4. Create a calming bedtime routine.Depression and anxiety-producing thoughts are a recipe for insomnia. Help ease your mind of worries with a calming bedtime routine. Try relaxation techniques, deep breathing exercises, or meditation. Take a warm bath or light some candles.
If your mind continues to race at night, take time to write your thoughts down in a worry journal – getting them out of your head and onto the page will diminish their power. Relieve anxieties by listing out any remaining to-do items you can take care of tomorrow.
5. Get plenty of sunshine. Natural sunlight facilitates a healthy sleep-wake cycle. Aim to get plenty of sunshine, ideally by exercising outdoors in the morning or early part of the day. This will give you an energy boost that makes it easier to feel better and less fatigued during the day time. Then, as it gets dark, your brain will recognize it’s time to wind down and fall asleep.
While you’re at work or school, sit by the windows to increase your amount of sunlight.
6. Eat well and avoid stimulating substances. Foods that are high in sugar or fats mess with your sleep, your health, and your mood.

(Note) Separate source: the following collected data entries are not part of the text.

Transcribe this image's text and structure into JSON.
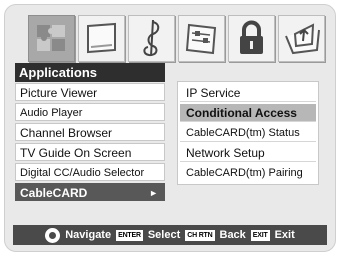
{
  "menu": {
    "title": "Applications",
    "items": [
      {
        "label": "Picture Viewer"
      },
      {
        "label": "Audio Player"
      },
      {
        "label": "Channel Browser"
      },
      {
        "label": "TV Guide On Screen"
      },
      {
        "label": "Digital CC/Audio Selector"
      },
      {
        "label": "CableCARD",
        "arrow": "►"
      }
    ]
  },
  "submenu": {
    "items": [
      {
        "label": "IP Service"
      },
      {
        "label": "Conditional Access"
      },
      {
        "label": "CableCARD(tm) Status"
      },
      {
        "label": "Network Setup"
      },
      {
        "label": "CableCARD(tm) Pairing"
      }
    ]
  },
  "tabs": [
    {
      "icon": "puzzle-icon"
    },
    {
      "icon": "display-icon"
    },
    {
      "icon": "music-note-icon"
    },
    {
      "icon": "settings-sliders-icon"
    },
    {
      "icon": "lock-icon"
    },
    {
      "icon": "install-tray-icon"
    }
  ],
  "footer": {
    "navigate_label": "Navigate",
    "enter_key": "ENTER",
    "select_label": "Select",
    "chrtn_key": "CH RTN",
    "back_label": "Back",
    "exit_key": "EXIT",
    "exit_label": "Exit"
  },
  "colors": {
    "selected_item": "#585858",
    "highlighted_subitem": "#b7b7b7",
    "title_bar": "#2e2e2e",
    "footer_bar": "#4a4a4a"
  }
}
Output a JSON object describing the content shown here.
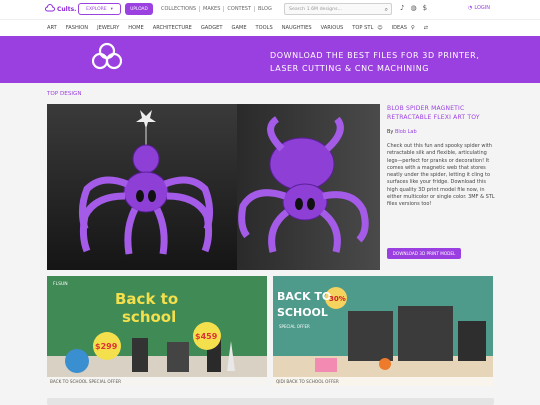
{
  "header": {
    "logo_text": "Cults.",
    "explore_label": "EXPLORE",
    "upload_label": "UPLOAD",
    "nav": [
      "COLLECTIONS",
      "MAKES",
      "CONTEST",
      "BLOG"
    ],
    "search_placeholder": "Search 1.6M designs...",
    "login_label": "LOGIN"
  },
  "categories": [
    "ART",
    "FASHION",
    "JEWELRY",
    "HOME",
    "ARCHITECTURE",
    "GADGET",
    "GAME",
    "TOOLS",
    "NAUGHTIES",
    "VARIOUS"
  ],
  "extra_links": [
    "TOP STL",
    "IDEAS"
  ],
  "banner": {
    "line1": "DOWNLOAD THE BEST FILES FOR 3D PRINTER,",
    "line2": "LASER CUTTING & CNC MACHINING"
  },
  "section_title": "TOP DESIGN",
  "featured": {
    "title": "BLOB SPIDER MAGNETIC RETRACTABLE FLEXI ART TOY",
    "author_prefix": "By",
    "author": "Blob Lab",
    "description": "Check out this fun and spooky spider with retractable silk and flexible, articulating legs—perfect for pranks or decoration! It comes with a magnetic web that stores neatly under the spider, letting it cling to surfaces like your fridge. Download this high quality 3D print model file now, in either multicolor or single color. 3MF & STL files versions too!",
    "button_label": "DOWNLOAD 3D PRINT MODEL"
  },
  "promos": [
    {
      "caption": "BACK TO SCHOOL SPECIAL OFFER",
      "brand": "FLSUN",
      "headline1": "Back to",
      "headline2": "school",
      "price1": "$299",
      "price2": "$459"
    },
    {
      "caption": "QIDI BACK TO SCHOOL OFFER",
      "headline1": "BACK TO",
      "headline2": "SCHOOL",
      "badge": "30%",
      "sub": "SPECIAL OFFER"
    }
  ],
  "colors": {
    "accent": "#9a41e0",
    "banner": "#9a3fe0"
  }
}
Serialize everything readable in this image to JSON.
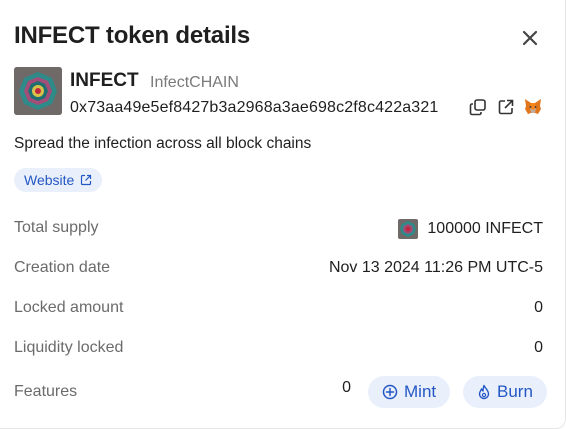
{
  "dialog": {
    "title": "INFECT token details",
    "close_icon": "close-icon"
  },
  "token": {
    "symbol": "INFECT",
    "name": "InfectCHAIN",
    "address": "0x73aa49e5ef8427b3a2968a3ae698c2f8c422a321",
    "icons": [
      "copy-icon",
      "external-link-icon",
      "metamask-fox-icon"
    ],
    "description": "Spread the infection across all block chains",
    "website_label": "Website"
  },
  "details": {
    "total_supply_label": "Total supply",
    "total_supply_value": "100000 INFECT",
    "creation_date_label": "Creation date",
    "creation_date_value": "Nov 13 2024 11:26 PM UTC-5",
    "locked_amount_label": "Locked amount",
    "locked_amount_value": "0",
    "liquidity_locked_label": "Liquidity locked",
    "liquidity_locked_value": "0",
    "features_label": "Features",
    "features_value": "0",
    "mint_label": "Mint",
    "burn_label": "Burn"
  },
  "colors": {
    "accent": "#2457c5",
    "pill_bg": "#e9f0fb",
    "label": "#6b6b6b",
    "text": "#1f1f1f"
  }
}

Instead, fill your diet with foods that promote healthy energy levels and sleep. Also take care to avoid any stimulating substances in the afternoon or evening that interfere with sleep, such as caffeine, alcohol, or nicotine.
7. Stay calm when you wake up. Unfortunately, retraining your body to sleep well is not an overnight process. Expect – and accept – that you’ll continue having disturbed sleep during this process.
When you do wake up, practice your deep breathing or progressive muscle relaxation exercises. Meditate or visualize something that makes you feel happy or calm. Turn on a soft lamp and read a book. Stay calm and sleep will come.